Part 1: Why It’s Important | Part 2: Why It’s OK to Moralize, This Time | Part 3: Aligning Your Values | Part 4: Aligning Your Focus
The first two steps in becoming more like Christ, as Paul lays them out in Philippians 2.3ff, involve changing the way you think; you align your values with Christ’s, and then you focus on what he focused on.
Jesus himself teaches us that actions result from thoughts; “out of the heart the mouth speaks” (Mt 12.34). Our next step is going to involve changing our actions, but we’re not going to be able to do that unless we take those first two steps first, changing the way we think. History is filled with failures on that score.
Beginning with Philippians 2.5, Paul turns to Christ as an example of the ideas he’s laid out in verses 3-4; Christ’s actions, which we can see, are examples of the kind of thinking he’s asking us to pursue.
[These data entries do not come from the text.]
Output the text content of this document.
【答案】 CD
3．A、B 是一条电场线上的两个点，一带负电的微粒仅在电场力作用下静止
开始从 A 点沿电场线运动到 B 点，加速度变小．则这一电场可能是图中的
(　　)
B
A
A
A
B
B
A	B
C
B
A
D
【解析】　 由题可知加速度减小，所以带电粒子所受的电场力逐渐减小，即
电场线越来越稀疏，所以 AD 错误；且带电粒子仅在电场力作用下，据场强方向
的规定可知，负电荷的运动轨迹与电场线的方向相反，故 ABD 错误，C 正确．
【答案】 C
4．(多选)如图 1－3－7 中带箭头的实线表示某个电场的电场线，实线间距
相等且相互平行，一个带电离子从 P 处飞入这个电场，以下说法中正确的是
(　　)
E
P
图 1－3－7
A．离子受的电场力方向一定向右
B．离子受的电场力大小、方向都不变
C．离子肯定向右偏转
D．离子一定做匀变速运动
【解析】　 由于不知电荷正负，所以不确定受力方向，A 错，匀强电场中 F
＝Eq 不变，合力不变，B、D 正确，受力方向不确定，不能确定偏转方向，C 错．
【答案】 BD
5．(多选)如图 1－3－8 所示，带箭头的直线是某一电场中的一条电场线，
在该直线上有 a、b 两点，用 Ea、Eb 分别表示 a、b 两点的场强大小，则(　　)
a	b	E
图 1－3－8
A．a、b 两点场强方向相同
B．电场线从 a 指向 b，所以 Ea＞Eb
I’d like to suggest that there are three steps—action steps—that Christ took in the behavior Paul describes here.
To begin with, Jesus divested himself—he let go of what he had.
Now, we’re getting into some complex and incomprehensible theological concepts here, so we want to be careful how we describe what Jesus did. Though we are in God’s image, God is fundamentally unlike us, and unlike anyone or anything else—that’s essentially what we mean when we say that God is “holy”—and consequently we can’t describe him accurately with a metaphor, which is one of the primary ways we come to understand things. So we’re working at a significant disadvantage here. Let’s proceed cautiously.
The text says that Jesus was “in the form of God” (Php 2.6). In English that sounds like he looked like God, but he actually wasn’t. And that’s a badly mistaken reading of what Paul is saying here. Jesus is the same shape as God; he’s like God in every respect. He is distinct from the Father but equal to him.
Now, Paul says, in that situation, Jesus didn’t regard his equality with God—which he did indeed have—as something that he needed to hold onto for dear life, the way a drowning man holds desperately to his rescuer. Why? Because equality with God is inherently his. He doesn’t have to fight for it or to fight off challenges to it. He’s confident; he’s in his natural state. This is just the way he is.
In the next verse this situation is going to get pretty sticky—but that’s for the next post. The key point here is that Jesus didn’t feel as though he had to hang on to what he had.
We’re not like that. We want what we have, and we hold these things insecurely, and we’re terrified of losing them. As I write this, we’re still in the midst of this pandemic business, and some of my friends are trying desperately to hang on to their health, while others are trying desperately to hang on to their rights, and come, um, high water and even worse stuff, nobody’s going to let go; this is a tug of war to the death. Don’t give an inch. If we lose what we have, we’ll never get it back.
That’s a sign of weakness.
It’s like the teacher who really won’t smile before Thanksgiving, because he’s afraid that he’ll lose control of the class. He’s incompetent, or he fears that he is, and his militancy is a cover for his insecurity.
Jesus isn’t like that. He doesn’t hang on to anything for fear of losing it. He’s willing to divest himself of whatever he has, for the benefit of those whose well-being he values. (Did he “divest himself” of his equality with God? Be patient; that’s for next time.)
Whatever you have—time, money, energy, whatever—you hold loosely, ready to drop it in an instant if by doing so you can serve others.
How do we act that out in a day of Covid?
I’m not your governor, and I’m not going to tell you what to do specifically.
Be like Jesus.
Here’s what he didn’t do. He didn’t say, “I’ll be glad to help you out, as long as it doesn’t, like, cost me anything.”
Someday the crisis of the day will be a distant memory, but the people you serve will still be conscious, in this life or the next, and they’ll still be valuable. Invest what you have, by God’s grace, in them, not in yourself.
Imagine if Jesus hadn’t done that for you.
Part 6: Getting Low | Part 7: Sacrificing Yourself | Part 8: Closing Thoughts
Diana Cockrell says
I love your blog, and I read every one of your posts. But I just have to say—Imagine if the American colonists hadn’t fought to the death for their rights. Sometimes it is right and good—and yes, even godly—to oppose erring authority.
Dan Olinger says
Diana,
No dispute there. I’m speaking of situations where sacrificing what we have is the means to a greater good.